Pharmacy staff in the U.S. frequently misinform teen girls about whether they are allowed to buy the Plan B morning after pill, according to a new study in the Journal of Adolescent Health.
Dr. Tracy Wilkinson, a pediatrician in Los Angeles and the study’s lead author, said she looked into how pharmacies responded to teens seeking Plan B after several of her patients told her “weird things about emergency contraception prescriptions.”
Wilkinson and other female researchers pretended to be 17-year-olds and called 940 pharmacies in five cities, including Nashville, Philadelphia, Cleveland, Austin, and Portland, Ore.
They said they wanted more information on the morning after pill.
At the time, Plan B was available without prescription to women 17 and older. Age requirement for the drug had not yet been modified.
“About 20 percent of the pharmacy staff said that, because the callers identified themselves as teens, the callers couldn’t get it at all. That’s completely incorrect,” Wilkinson said. “Of the remaining 80 percent of respondents, about half of them got the exact age requirement correct and half of them did not.”
Pharmacy staff often told girls they needed a parent or legal guardian with them to pick up the drug, which is false.
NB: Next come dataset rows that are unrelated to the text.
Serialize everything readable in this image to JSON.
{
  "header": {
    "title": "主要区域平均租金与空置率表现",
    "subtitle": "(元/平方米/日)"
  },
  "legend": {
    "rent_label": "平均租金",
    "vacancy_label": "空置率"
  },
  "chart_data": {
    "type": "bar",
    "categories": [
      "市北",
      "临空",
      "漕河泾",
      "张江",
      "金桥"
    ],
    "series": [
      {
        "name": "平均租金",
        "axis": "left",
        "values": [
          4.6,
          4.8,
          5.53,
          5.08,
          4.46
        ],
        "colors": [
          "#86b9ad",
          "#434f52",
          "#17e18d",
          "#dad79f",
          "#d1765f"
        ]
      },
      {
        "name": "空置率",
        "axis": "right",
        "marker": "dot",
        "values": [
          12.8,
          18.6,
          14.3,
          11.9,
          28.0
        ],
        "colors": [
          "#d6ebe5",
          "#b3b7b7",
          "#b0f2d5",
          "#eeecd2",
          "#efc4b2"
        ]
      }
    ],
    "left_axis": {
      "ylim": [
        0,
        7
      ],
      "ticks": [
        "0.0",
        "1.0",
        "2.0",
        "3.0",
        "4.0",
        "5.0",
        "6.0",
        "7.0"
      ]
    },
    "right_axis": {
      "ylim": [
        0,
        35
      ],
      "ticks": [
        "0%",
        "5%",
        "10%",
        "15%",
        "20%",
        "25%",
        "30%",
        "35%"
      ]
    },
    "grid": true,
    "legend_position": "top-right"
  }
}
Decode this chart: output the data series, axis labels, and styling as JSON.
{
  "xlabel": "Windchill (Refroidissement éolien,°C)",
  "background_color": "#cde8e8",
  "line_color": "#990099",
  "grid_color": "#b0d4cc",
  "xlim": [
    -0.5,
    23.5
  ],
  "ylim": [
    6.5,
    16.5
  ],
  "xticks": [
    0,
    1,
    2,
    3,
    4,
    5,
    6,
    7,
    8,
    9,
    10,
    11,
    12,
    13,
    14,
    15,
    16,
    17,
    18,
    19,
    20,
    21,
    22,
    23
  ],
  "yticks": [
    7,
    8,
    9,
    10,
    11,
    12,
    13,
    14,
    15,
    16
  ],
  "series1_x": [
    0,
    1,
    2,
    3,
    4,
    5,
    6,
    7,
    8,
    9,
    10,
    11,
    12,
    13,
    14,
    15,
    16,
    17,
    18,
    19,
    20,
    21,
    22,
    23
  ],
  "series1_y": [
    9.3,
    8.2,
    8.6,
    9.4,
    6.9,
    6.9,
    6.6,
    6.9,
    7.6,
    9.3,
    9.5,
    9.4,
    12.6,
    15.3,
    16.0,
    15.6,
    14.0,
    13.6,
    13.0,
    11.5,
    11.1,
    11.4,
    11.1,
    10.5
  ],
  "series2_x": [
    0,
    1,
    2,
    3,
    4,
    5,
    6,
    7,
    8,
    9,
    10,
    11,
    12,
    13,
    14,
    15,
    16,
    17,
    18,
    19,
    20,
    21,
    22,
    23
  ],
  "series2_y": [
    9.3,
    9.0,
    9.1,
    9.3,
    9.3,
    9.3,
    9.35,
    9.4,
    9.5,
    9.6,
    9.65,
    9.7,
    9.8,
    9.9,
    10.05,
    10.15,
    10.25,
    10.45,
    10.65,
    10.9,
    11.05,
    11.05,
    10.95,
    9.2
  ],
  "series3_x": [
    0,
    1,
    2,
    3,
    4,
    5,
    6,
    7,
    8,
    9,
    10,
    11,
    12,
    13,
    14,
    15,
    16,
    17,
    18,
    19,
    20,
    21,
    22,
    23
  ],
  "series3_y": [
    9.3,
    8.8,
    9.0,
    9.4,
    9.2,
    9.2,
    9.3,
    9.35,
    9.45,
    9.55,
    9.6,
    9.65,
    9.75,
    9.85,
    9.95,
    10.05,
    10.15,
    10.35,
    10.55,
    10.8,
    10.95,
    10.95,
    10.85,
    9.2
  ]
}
Some staff told the callers that they didn’t stock the drug due to ethical, institutional or personal religious beliefs.
Pediatricians called for the expansion of teen access to the morning after pill to reduce unplanned pregnancy in. In April, a federal judge ruled that Plan B should be available over the counter to all women of all ages.
Cora Collette Breuner, M.D., a pediatrician and member of the Committee for Adolescents of the American Academy of Pediatrics, recommends that girls prepare themselves for hurdles at pharmacies.
She says young women should get an advance prescription for the generic form of emergency contraception from a pediatrician or clinic and get it filled when they need it.
“I try to emphasize that teens should have emergency contraception at home, just like they have Tylenol for a headache—don't wait until you need it to try and go get it,” echoed Wilkinson.
"Every time I go into a pharmacy, I see if Plan B is there without age restriction. And half of the time—or maybe even 80 percent of the time—it's not. That's against the law,” Breuner added.